What do you notice on the abdominal CT?.
Our patient had pneumobilia. This can be a benign condition or it may be a serious condition. In the case of our patient he had a bile duct injury in the past and underwent a bepatico-duodenostomy which explains the air in the biliary tree. Other common conditions associated with pneumobilia include: an incompetent sphincter of Oddi or a spontaneous biliary enteric fistula. Serious conditions include gas forming organisms or an emphysematous gall bladder.
Pneumobilia is to be distinguished from gas in the portal venous system.
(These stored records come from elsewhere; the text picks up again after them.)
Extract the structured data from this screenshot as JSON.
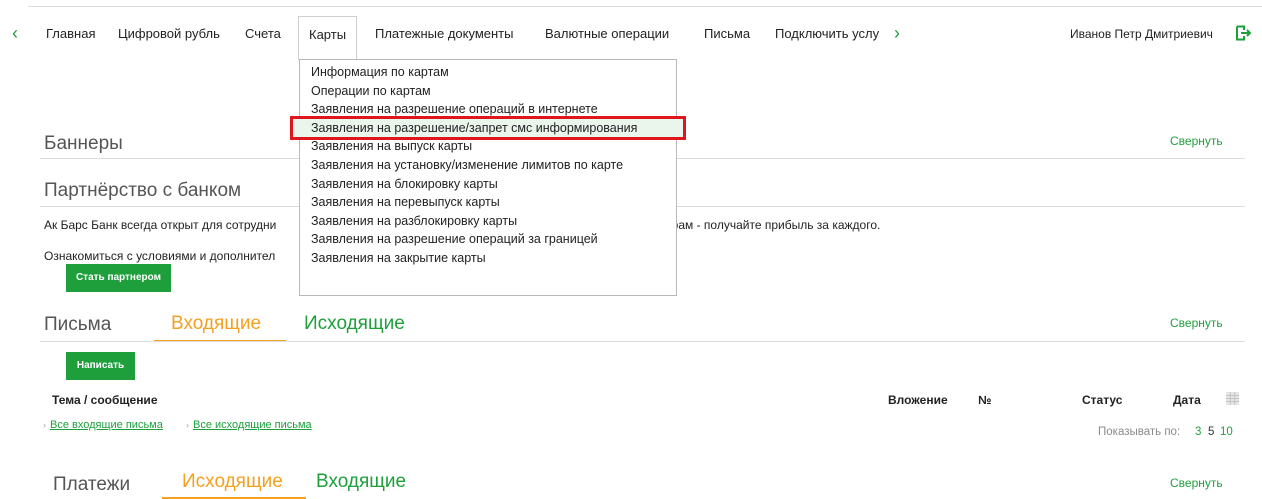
{
  "nav": {
    "prev_arrow": "‹",
    "next_arrow": "›",
    "items": [
      "Главная",
      "Цифровой рубль",
      "Счета",
      "Карты",
      "Платежные документы",
      "Валютные операции",
      "Письма",
      "Подключить услу"
    ],
    "active_item": "Карты",
    "user_name": "Иванов Петр Дмитриевич",
    "logout_icon": "logout-icon"
  },
  "cards_menu": {
    "items": [
      "Информация по картам",
      "Операции по картам",
      "Заявления на разрешение операций в интернете",
      "Заявления на разрешение/запрет смс информирования",
      "Заявления на выпуск карты",
      "Заявления на установку/изменение лимитов по карте",
      "Заявления на блокировку карты",
      "Заявления на перевыпуск карты",
      "Заявления на разблокировку карты",
      "Заявления на разрешение операций за границей",
      "Заявления на закрытие карты"
    ],
    "highlighted_index": 3,
    "highlight_color": "#e0161c"
  },
  "banners": {
    "title": "Баннеры",
    "collapse": "Свернуть",
    "partnership_title": "Партнёрство с банком",
    "text_left": "Ак Барс Банк всегда открыт для сотрудни",
    "text_right": "ёрам - получайте прибыль за каждого.",
    "text2_left": "Ознакомиться с условиями и дополнител",
    "partner_button": "Стать партнером"
  },
  "letters": {
    "title": "Письма",
    "tab_incoming": "Входящие",
    "tab_outgoing": "Исходящие",
    "collapse": "Свернуть",
    "write_button": "Написать",
    "columns": {
      "subject": "Тема / сообщение",
      "attachment": "Вложение",
      "number": "№",
      "status": "Статус",
      "date": "Дата"
    },
    "all_incoming": "Все входящие письма",
    "all_outgoing": "Все исходящие письма",
    "show_by_label": "Показывать по:",
    "page_sizes": [
      "3",
      "5",
      "10"
    ],
    "active_page_size": "5"
  },
  "payments": {
    "title": "Платежи",
    "tab_outgoing": "Исходящие",
    "tab_incoming": "Входящие",
    "collapse": "Свернуть"
  },
  "colors": {
    "accent_green": "#1e9f3c",
    "accent_orange": "#f4a021"
  }
}
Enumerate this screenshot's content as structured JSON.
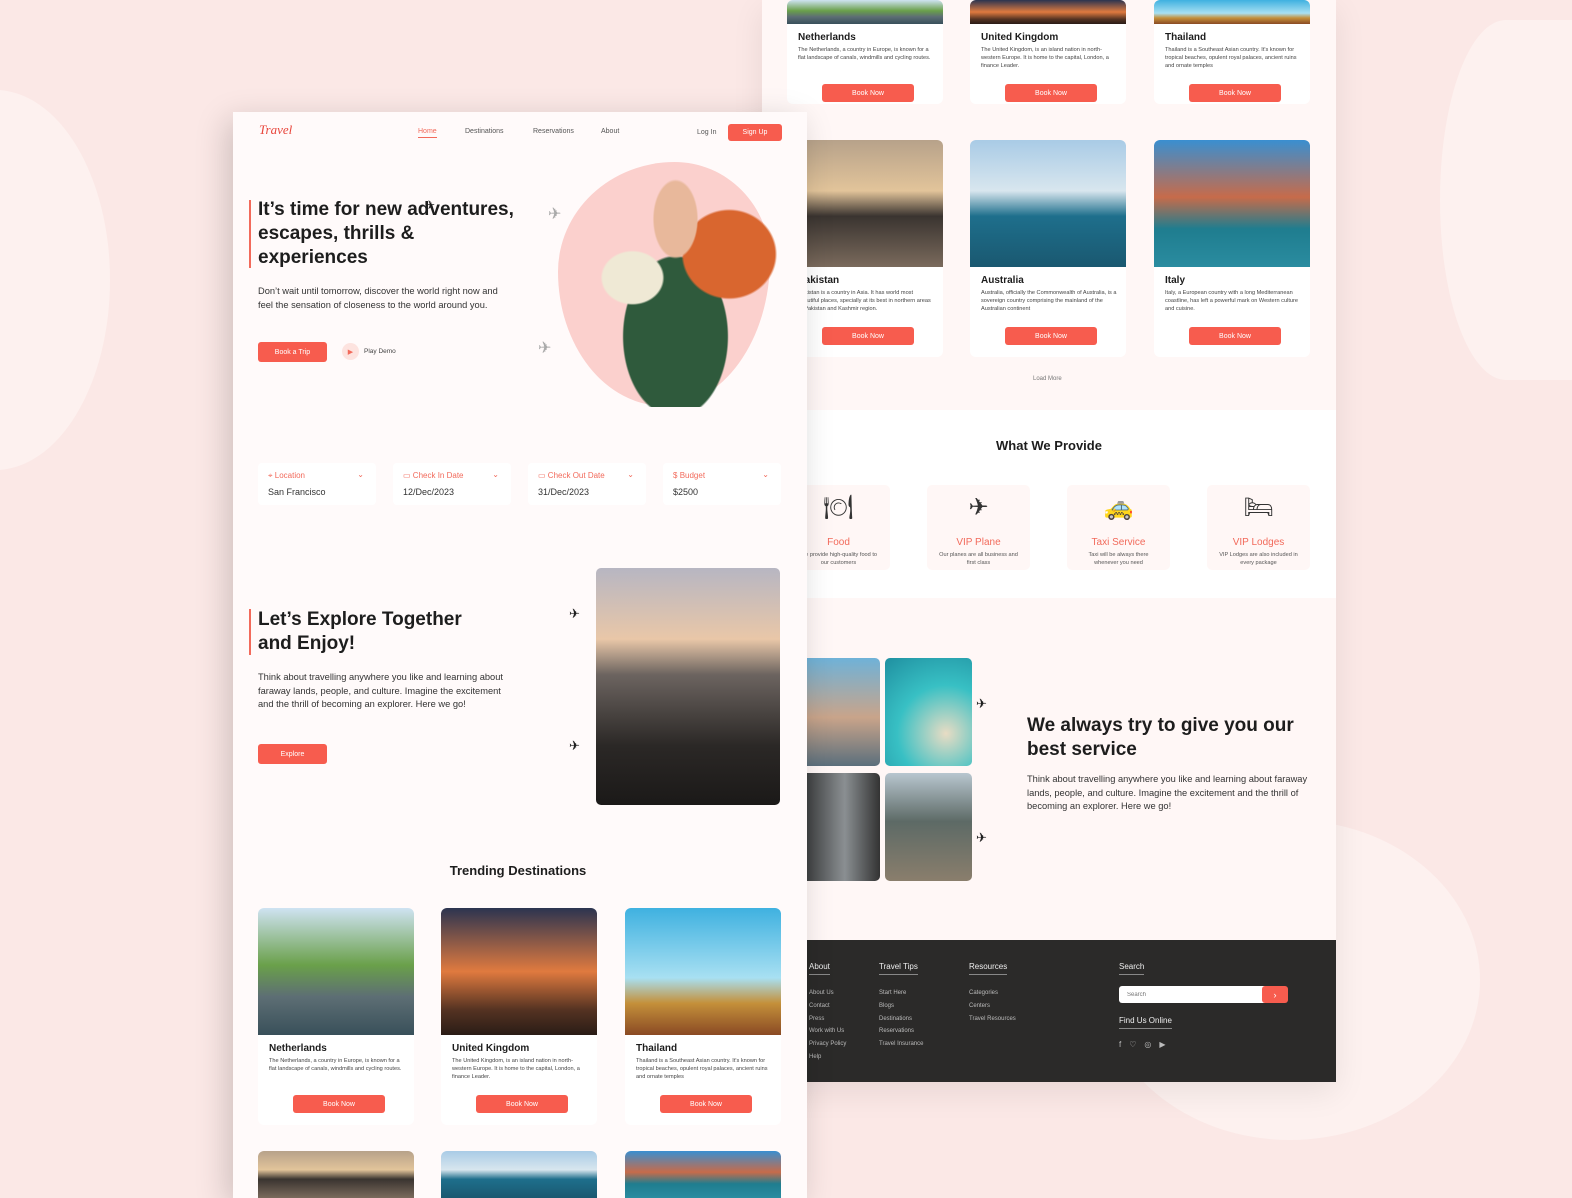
{
  "brand": {
    "logo": "Travel",
    "accent": "#f75c4e",
    "footer_bg": "#2b2a29"
  },
  "nav": {
    "items": [
      "Home",
      "Destinations",
      "Reservations",
      "About"
    ],
    "active": "Home",
    "login": "Log In",
    "signup": "Sign Up"
  },
  "hero": {
    "title": "It’s time for new adventures, escapes, thrills & experiences",
    "text": "Don’t wait until tomorrow, discover the world right now and feel the sensation of closeness to the world around you.",
    "book_trip": "Book a Trip",
    "play_demo": "Play Demo"
  },
  "search": [
    {
      "label": "Location",
      "value": "San Francisco",
      "icon": "map-pin-icon"
    },
    {
      "label": "Check In Date",
      "value": "12/Dec/2023",
      "icon": "calendar-icon"
    },
    {
      "label": "Check Out Date",
      "value": "31/Dec/2023",
      "icon": "calendar-icon"
    },
    {
      "label": "Budget",
      "value": "$2500",
      "icon": "dollar-icon"
    }
  ],
  "explore": {
    "title": "Let’s Explore Together and Enjoy!",
    "text": "Think about travelling anywhere you like and learning about faraway lands, people, and culture. Imagine the excitement and the thrill of becoming an explorer. Here we go!",
    "button": "Explore"
  },
  "trending": {
    "title": "Trending Destinations",
    "book": "Book Now",
    "load_more": "Load More"
  },
  "destinations": [
    {
      "name": "Netherlands",
      "desc": "The Netherlands, a country in Europe, is known for a flat landscape of canals, windmills and cycling routes."
    },
    {
      "name": "United Kingdom",
      "desc": "The United Kingdom, is an island nation in north-western Europe. It is home to the capital, London, a finance Leader."
    },
    {
      "name": "Thailand",
      "desc": "Thailand is a Southeast Asian country. It's known for tropical beaches, opulent royal palaces, ancient ruins and ornate temples"
    },
    {
      "name": "Pakistan",
      "desc": "Pakistan is a country in Asia. It has world most beautiful places, specially at its best in northern areas of Pakistan and Kashmir region."
    },
    {
      "name": "Australia",
      "desc": "Australia, officially the Commonwealth of Australia, is a sovereign country comprising the mainland of the Australian continent"
    },
    {
      "name": "Italy",
      "desc": "Italy, a European country with a long Mediterranean coastline, has left a powerful mark on Western culture and cuisine."
    }
  ],
  "provide": {
    "title": "What We Provide",
    "items": [
      {
        "title": "Food",
        "desc": "We provide high-quality food to our customers",
        "icon": "plate-cutlery-icon"
      },
      {
        "title": "VIP Plane",
        "desc": "Our planes are all business and first class",
        "icon": "plane-icon"
      },
      {
        "title": "Taxi Service",
        "desc": "Taxi will be always there whenever you need",
        "icon": "car-icon"
      },
      {
        "title": "VIP Lodges",
        "desc": "VIP Lodges are also included in every package",
        "icon": "bed-icon"
      }
    ]
  },
  "service": {
    "title": "We always try to give you our best service",
    "text": "Think about travelling anywhere you like and learning about faraway lands, people, and culture. Imagine the excitement and the thrill of becoming an explorer. Here we go!"
  },
  "footer": {
    "columns": [
      {
        "title": "About",
        "links": [
          "About Us",
          "Contact",
          "Press",
          "Work with Us",
          "Privacy Policy",
          "Help"
        ]
      },
      {
        "title": "Travel Tips",
        "links": [
          "Start Here",
          "Blogs",
          "Destinations",
          "Reservations",
          "Travel Insurance"
        ]
      },
      {
        "title": "Resources",
        "links": [
          "Categories",
          "Centers",
          "Travel Resources"
        ]
      }
    ],
    "search_title": "Search",
    "search_placeholder": "Search",
    "find_us": "Find Us Online",
    "social": [
      "facebook-icon",
      "twitter-icon",
      "instagram-icon",
      "youtube-icon"
    ]
  }
}
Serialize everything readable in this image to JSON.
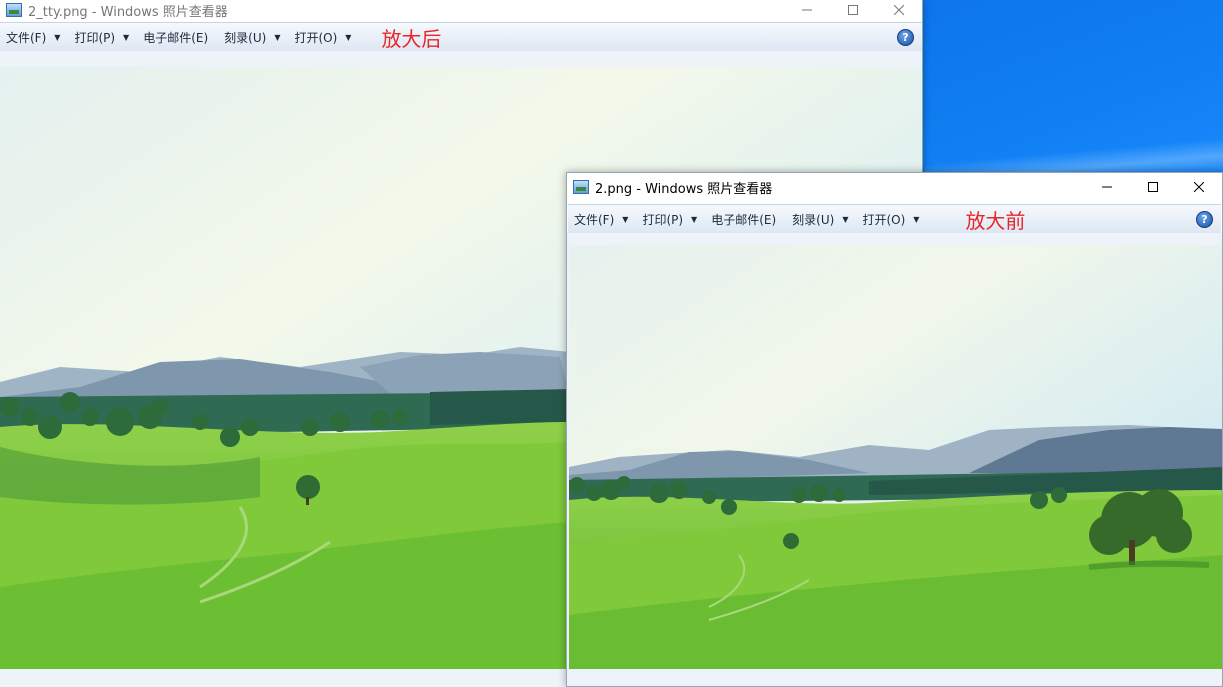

This can indicate severe abdominal pathology requiring urgent operative intervention as in cases of ischemic bowel. . Gas in the portal venous system was first described by Wolfe in infants with necrotizing enterocolitis. Portal venous gas tends to flow to the periphery of the liver( within 2 cm of the liver edge) while biliary gas is more central.
Our patient was admitted with fever and found to have pneumonia. He was successfully treated and discharged. Incidentally, large a large amount of stool was seen in the colon compatible with his known chronic constipation.
Sherman SC, Tran J. Pneumobilia: benign or life-threatening. J Emerg Med 2006 Feb;30(2):147-53.
Marshall SF, Polk RC. Spontaneous internal biliary fistula .Surg Clin Normth AM 1958;38:679.
Abboud B, Hachem J, Yazbeck T Doumit C. Hepatic portal venous gas: Physiopathyology, etiology, prognosis and treatment. World J Gastroenterol. 2009 Aug 7;15(29): 3585-3590.